Agora, o casal gostava de ver um maior apoio ao turismo na região. “A última fábrica que abriu no Alandroal foi há 24 anos… O turismo é muito importante e podia dar trabalho à gente nova”, defende o inglês, apaixonado pela sua casa alentejana, com “tetos brancos com barrotes pretos de madeira” e “uma chaminé para nos sentarmos lá dentro”, que lhe evocam as “casas dos ricos” da sua região natal.
Mais a norte, Alberto da Cruz recorda os bailes, os gritos das crianças ou o barulho do gado que há uns anos animavam a aldeia transmontana de Arnal. Mas isso era “no antigamente”. Agora vivem apenas 15 pessoas nesta aldeia da serra do Alvão, localizada a cerca de 10 quilómetros da cidade de Vila Real.
Agora, aos 82 anos, Alberto da Cruz é uma testemunha do tempo. Desde que chegou viu a escola primária fechar as portas, viu morrer muitos vizinhos, enquanto outros emigraram à procura de melhores condições de vida, assistiu ao fim dos bailes e ao abandono dos terrenos agrícolas.
O silêncio tomou conta dos dias em Arnal.
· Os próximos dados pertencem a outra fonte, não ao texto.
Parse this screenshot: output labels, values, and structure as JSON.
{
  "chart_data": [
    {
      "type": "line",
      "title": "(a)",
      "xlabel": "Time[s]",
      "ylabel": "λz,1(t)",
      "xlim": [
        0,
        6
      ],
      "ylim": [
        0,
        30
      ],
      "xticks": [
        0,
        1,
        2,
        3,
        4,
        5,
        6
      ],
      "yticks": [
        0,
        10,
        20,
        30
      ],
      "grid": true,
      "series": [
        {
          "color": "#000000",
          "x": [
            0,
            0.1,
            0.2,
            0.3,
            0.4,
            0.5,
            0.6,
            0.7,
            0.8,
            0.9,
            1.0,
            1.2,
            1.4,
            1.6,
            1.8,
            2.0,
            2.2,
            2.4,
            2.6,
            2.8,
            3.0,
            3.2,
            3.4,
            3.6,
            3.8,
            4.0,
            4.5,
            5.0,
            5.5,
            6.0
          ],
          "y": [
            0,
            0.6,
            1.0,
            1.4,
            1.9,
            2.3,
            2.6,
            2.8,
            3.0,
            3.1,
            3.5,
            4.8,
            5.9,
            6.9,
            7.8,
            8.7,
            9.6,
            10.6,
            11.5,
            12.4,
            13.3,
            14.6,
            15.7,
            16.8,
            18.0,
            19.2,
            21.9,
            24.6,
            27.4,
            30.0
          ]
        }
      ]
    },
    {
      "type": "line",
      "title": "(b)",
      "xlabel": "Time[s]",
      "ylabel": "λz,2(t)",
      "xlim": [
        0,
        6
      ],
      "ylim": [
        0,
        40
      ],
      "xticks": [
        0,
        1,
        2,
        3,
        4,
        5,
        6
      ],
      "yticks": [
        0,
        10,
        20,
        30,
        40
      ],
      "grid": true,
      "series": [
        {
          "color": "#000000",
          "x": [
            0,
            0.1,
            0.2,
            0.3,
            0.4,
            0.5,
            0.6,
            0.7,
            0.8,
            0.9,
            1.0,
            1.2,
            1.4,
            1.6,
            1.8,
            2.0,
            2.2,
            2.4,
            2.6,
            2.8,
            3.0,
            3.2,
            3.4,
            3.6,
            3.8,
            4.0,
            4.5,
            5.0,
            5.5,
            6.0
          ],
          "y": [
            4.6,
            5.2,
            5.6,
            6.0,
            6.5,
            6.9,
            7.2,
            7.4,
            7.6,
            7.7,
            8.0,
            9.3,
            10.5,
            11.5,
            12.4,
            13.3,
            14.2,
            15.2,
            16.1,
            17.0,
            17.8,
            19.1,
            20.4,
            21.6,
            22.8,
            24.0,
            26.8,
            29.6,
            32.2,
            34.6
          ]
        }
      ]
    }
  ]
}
É preciso percorrer uma estrada estreita e íngreme para chegar ao topo da serra, que no inverno fica por inúmeras vezes isolada devido à neve ou ao nevoeiro.
“Não adianta bater à porta. A maior parte destas casas está abandonada ou fechada e só reabrem com a chegada dos emigrantes no verão”, referiu António Gouvinhas, 42 anos.
A batalha para manter vivas estas aldeias é assumida pelos presidentes de Junta mas a guerra está longe de ser ganha.
No Alandroal, o jovem Arlindo Dias, de 33 anos, está no primeiro mandato como presidente da junta de Freguesia e a meta é contrariar a “estagnação” a que a sua terra foi votada.
No interior do país, sobretudo quando se fecham escolas e outros serviços públicos, critica o autarca, trava-se uma “luta desigual contra o Estado”, que “quer acabar com as aldeias e concentrar as pessoas todas nas grandes cidades”.
“O interior está esquecido, mas, para o país ser de excelência, não podemos deixar morrer estes lugares e aldeias. É como uma árvore, que nasce por ter raízes. Até pode estar muito bonita, mas são as raízes que a alimentam e, se estas secam, mais tarde ou mais cedo a árvore morre”, sentencia.
No Arnal, para manter a “aldeia viva”, o presidente da Junta de Vila Marim, João Paulo Nóbrega, quer melhorar os acessos, levar até lá cima o saneamento básico e alterar as regras do Plano Diretor Municipal (PDM) para alargar a área de construção.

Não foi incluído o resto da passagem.